El Valle del Terror by Arthur Conan Doyle

El Valle del Terror by Arthur Conan Doyle

autor:Arthur Conan Doyle [Doyle, Arthur Conan]
La lengua: spa
Format: epub, mobi
editor: ExVagos
publicado: 2015-08-07T16:00:00+00:00


—Bueno, yo nada sé de esa gente. He dicho simplemente lo que he leído.

—Y yo no le aseguro que no haya dicho usted la verdad —el hombre aquel miraba nerviosamente a su alrededor mientras hablaba, queriendo penetrar en la oscuridad, como temiendo que le estuviese acechando algún peligro—. Si matar constituyese asesinato, bien sabe Dios entonces que los ha habido para dar y sobrar. Pero no se atreva usted a mencionar en relación con ellos el nombre de Jack McGinty, forastero, porque todo cuanto se cuchichea llega hasta él, y no es hombre de dejarlo pasar por alto. Y aquí tiene la casa que usted viene buscando, esa que se levanta algo retirada de la línea de la calle. El viejo Jacob Shafter la gobierna como el más honrado de los hombres que viven en esta población.

—Gracias —dijo McMurdo.

Y después de dar un apretón de manos a su nuevo conocido, avanzó con la maleta en la mano por el sendero que conducía a la casa, y llamó con un golpe sonoro a la puerta de ésta. La abrió en el acto alguien muy diferente de la persona que él calculaba.

Era una mujer joven y de singular belleza. Tenía tipo de sueca, rubia y de blanco cutis, lo que formaba llamativo contraste con sus ojazos negros. Con ellos examinó sorprendida al desconocido, y la sorpresa y agradable embarazo que su vista le produjo hicieron que una oleada de sonrojo cubriese su pálido rostro. Viéndola dentro del cuadro de brillante luminosidad que se proyectaba por la puerta abierta, pensó McMurdo que jamás había visto nada más maravilloso, y le resultó aún más atractivo por el contraste con aquellos alrededores lúgubres y sórdidos. No se habría sorprendido más si hubiese encontrado una encantadora mata de violetas creciendo lozana en aquellos montones de negras escorias de las minas. Tan encantado estaba, que se quedó contemplándola sin decir palabra, y fue ella la que rompió el silencio:

—Creí que era mi padre —dijo con un leve y agradable dejo, propio del sueco—. ¿Viene usted en su busca? Está en el barrio comercial. Lo espero de un momento a otro.
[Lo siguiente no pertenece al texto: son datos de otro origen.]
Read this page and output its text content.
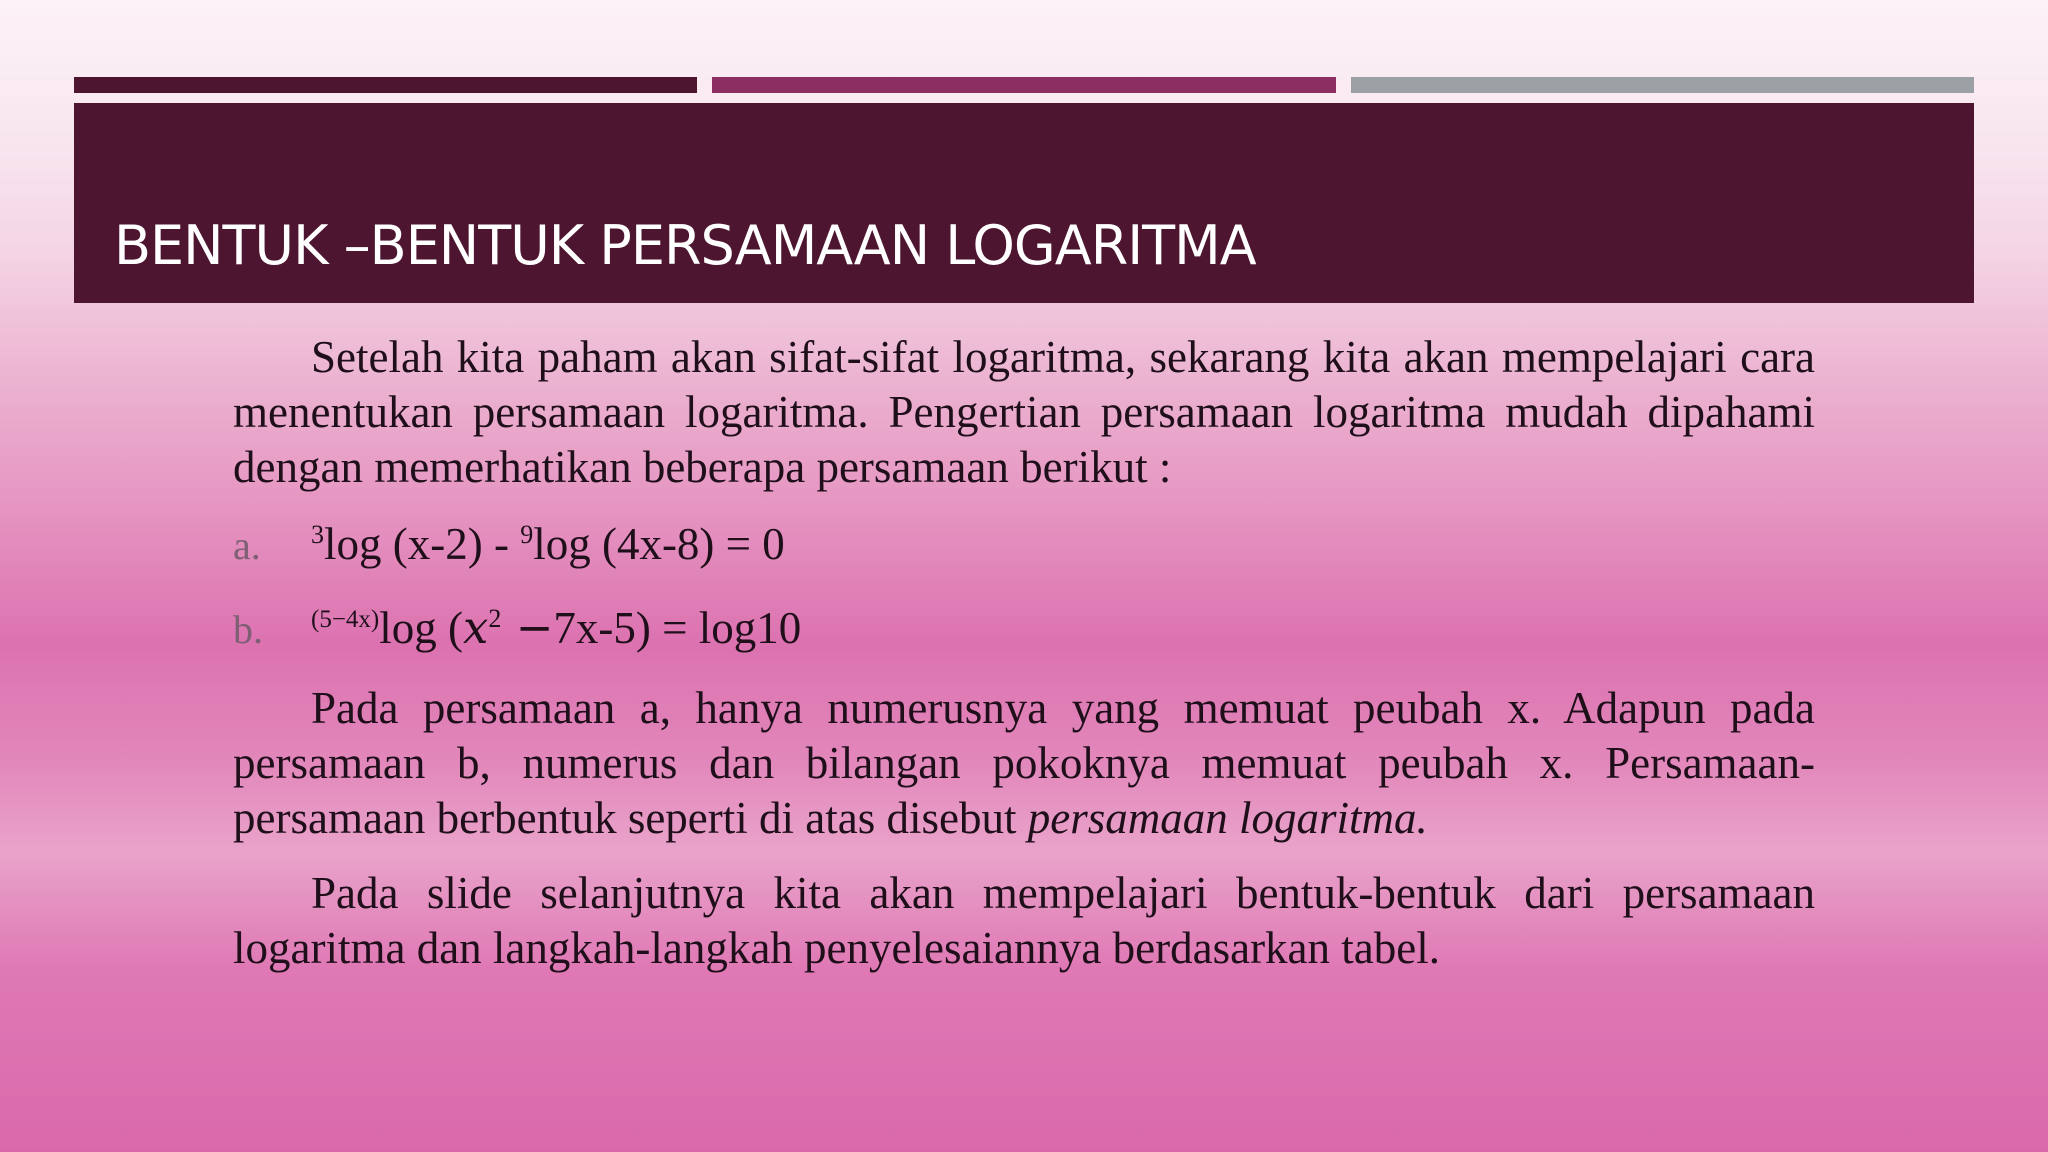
BENTUK –BENTUK PERSAMAAN LOGARITMA

Setelah kita paham akan sifat-sifat logaritma, sekarang kita akan mempelajari cara menentukan persamaan logaritma. Pengertian persamaan logaritma mudah dipahami dengan memerhatikan beberapa persamaan berikut :

a.	$^3$log (x-2) - $^9$log (4x-8) = 0
b.	$^{(5-4x)}$log $(x^2 -7x-5) = \log 10$

Pada persamaan a, hanya numerusnya yang memuat peubah x. Adapun pada persamaan b, numerus dan bilangan pokoknya memuat peubah x. Persamaan-persamaan berbentuk seperti di atas disebut persamaan logaritma.

Pada slide selanjutnya kita akan mempelajari bentuk-bentuk dari persamaan logaritma dan langkah-langkah penyelesaiannya berdasarkan tabel.
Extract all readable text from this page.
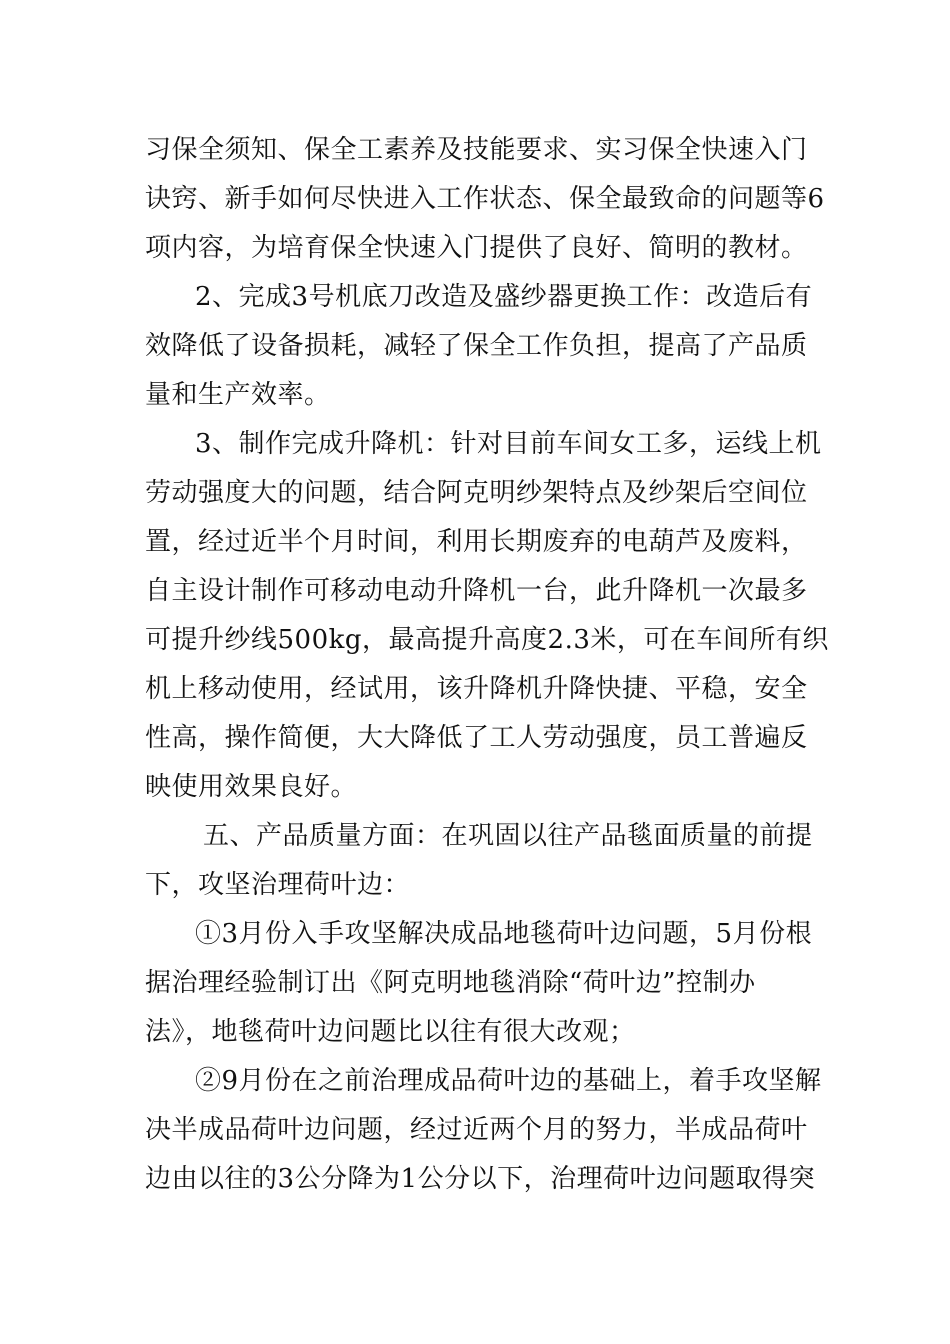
习保全须知、保全工素养及技能要求、实习保全快速入门
诀窍、新手如何尽快进入工作状态、保全最致命的问题等6
项内容，为培育保全快速入门提供了良好、简明的教材。
2、完成3号机底刀改造及盛纱器更换工作：改造后有
效降低了设备损耗，减轻了保全工作负担，提高了产品质
量和生产效率。
3、制作完成升降机：针对目前车间女工多，运线上机
劳动强度大的问题，结合阿克明纱架特点及纱架后空间位
置，经过近半个月时间，利用长期废弃的电葫芦及废料，
自主设计制作可移动电动升降机一台，此升降机一次最多
可提升纱线500kg，最高提升高度2.3米，可在车间所有织
机上移动使用，经试用，该升降机升降快捷、平稳，安全
性高，操作简便，大大降低了工人劳动强度，员工普遍反
映使用效果良好。
五、产品质量方面：在巩固以往产品毯面质量的前提
下，攻坚治理荷叶边：
①3月份入手攻坚解决成品地毯荷叶边问题，5月份根
据治理经验制订出《阿克明地毯消除“荷叶边”控制办
法》，地毯荷叶边问题比以往有很大改观；
②9月份在之前治理成品荷叶边的基础上，着手攻坚解
决半成品荷叶边问题，经过近两个月的努力，半成品荷叶
边由以往的3公分降为1公分以下，治理荷叶边问题取得突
McMurdo siguió mirándola fijamente y con no disimulada admiración, hasta que ella bajó los ojos, llena de confusión, ante aquel dominador visitante.

—Señorita, no tengo ninguna prisa por verlo. Es el caso que alguien me recomendó esta casa para que tomase pensión en ella. Creí que quizá me conviniese, pero ahora estoy seguro de que me convendrá.

—Es usted rápido en formar sus juicios —le contestó ella, sonriente.

—Cualquiera haría lo mismo que yo si no era ciego —replicó él.

La joven se echó a reír ante aquel piropo, y dijo:

—Entre, señor. Yo soy miss Ettie Shafter, hija del dueño. Mi madre murió, y yo gobierno la casa. Puede usted esperar en la habitación delantera sentado junto a la estufa hasta que llegue mi padre. ¡Ahí llega ya! Puede, pues, arreglarlo todo con él ahora mismo.

Por el sendero avanzaba un hombre anciano y robusto. McMurdo le explicó en pocas palabras lo que deseaba.